É de referir o princípio da não derrogação aplicado à responsabilidade civil do produtor, no sentido de se proibir a sua exclusão ou limitação perante o lesado. Temos ainda a consagração da responsabilidade direta do produtor perante o consumidor, pela reparação ou substituição de coisa defeituosa, o que representa uma inovação muito expressiva introduzida pelo Decreto-Lei 67/2003, de 8 de Abril.

Neste sentido e conforme vem referido no preâmbulo do agora citado diploma legal, “Trata-se, nesta solução, tão-só de estender ao domínio da qualidade a responsabilidade do produtor pelos defeitos de segurança, já hoje prevista no Decreto-Lei, de 6 de Novembro, com um regime de protecção do comprador que já existe em vários países europeus e para que a directiva que ora se transpõe também já aponta”.

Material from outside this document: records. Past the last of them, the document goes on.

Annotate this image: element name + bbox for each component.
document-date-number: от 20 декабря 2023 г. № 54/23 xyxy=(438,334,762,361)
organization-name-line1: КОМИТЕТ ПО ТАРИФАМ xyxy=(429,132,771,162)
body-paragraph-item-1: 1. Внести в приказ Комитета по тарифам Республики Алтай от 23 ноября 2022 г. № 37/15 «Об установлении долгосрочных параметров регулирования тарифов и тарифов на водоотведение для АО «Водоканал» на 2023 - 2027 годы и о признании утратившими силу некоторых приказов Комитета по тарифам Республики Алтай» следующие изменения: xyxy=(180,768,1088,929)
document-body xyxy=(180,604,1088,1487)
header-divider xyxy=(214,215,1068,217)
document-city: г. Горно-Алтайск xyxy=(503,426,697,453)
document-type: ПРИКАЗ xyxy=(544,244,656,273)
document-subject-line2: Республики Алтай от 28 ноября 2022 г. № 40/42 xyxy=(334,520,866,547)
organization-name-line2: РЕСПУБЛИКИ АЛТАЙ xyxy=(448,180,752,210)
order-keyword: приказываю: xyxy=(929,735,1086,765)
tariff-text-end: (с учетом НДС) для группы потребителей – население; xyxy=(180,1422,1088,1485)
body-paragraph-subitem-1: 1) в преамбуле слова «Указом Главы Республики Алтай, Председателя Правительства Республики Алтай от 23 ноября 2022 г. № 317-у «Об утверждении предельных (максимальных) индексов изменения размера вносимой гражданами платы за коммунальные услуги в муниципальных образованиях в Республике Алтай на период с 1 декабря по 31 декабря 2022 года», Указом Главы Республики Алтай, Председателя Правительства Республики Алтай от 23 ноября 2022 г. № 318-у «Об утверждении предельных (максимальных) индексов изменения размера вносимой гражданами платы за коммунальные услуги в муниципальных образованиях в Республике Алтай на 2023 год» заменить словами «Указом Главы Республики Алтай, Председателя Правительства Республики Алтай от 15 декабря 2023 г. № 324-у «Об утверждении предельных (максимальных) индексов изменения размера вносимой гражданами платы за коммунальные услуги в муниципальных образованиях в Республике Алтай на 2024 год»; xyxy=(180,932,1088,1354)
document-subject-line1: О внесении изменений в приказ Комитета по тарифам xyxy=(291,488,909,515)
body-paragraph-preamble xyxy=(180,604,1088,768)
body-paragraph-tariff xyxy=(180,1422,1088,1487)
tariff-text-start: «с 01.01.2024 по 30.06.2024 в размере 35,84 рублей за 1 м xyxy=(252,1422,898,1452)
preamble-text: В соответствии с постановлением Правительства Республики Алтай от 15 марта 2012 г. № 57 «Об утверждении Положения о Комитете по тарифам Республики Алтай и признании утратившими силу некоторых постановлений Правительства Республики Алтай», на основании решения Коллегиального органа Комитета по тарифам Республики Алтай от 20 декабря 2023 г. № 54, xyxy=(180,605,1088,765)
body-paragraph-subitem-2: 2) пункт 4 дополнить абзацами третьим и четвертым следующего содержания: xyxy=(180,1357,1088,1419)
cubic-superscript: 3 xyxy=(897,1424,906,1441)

Finalmente devemos, ainda, dar conta do ónus da prova, relativamente à existência do dano, do defeito do produto e do nexo de causalidade entre o defeito e o dano, impender sobre o consumidor lesado, o que parece, em nosso entender, uma solução desadequada face às novas realidades produtivas e comerciais, como pode observar-se através do Acórdão do STJ, 63/10.0YFLSB, 09-09-2010: “1.º – É escopo principal da responsabilidade civil do produtor a protecção adequada e eficaz do público utente ou consumidor em geral, exposto ao perigo e ao dano cuja fonte são os defeitos dos produtos postos em circulação.

2.º – O DL 383/89, de 6 de Novembro consagra o carácter objectivo da responsabilidade do produtor.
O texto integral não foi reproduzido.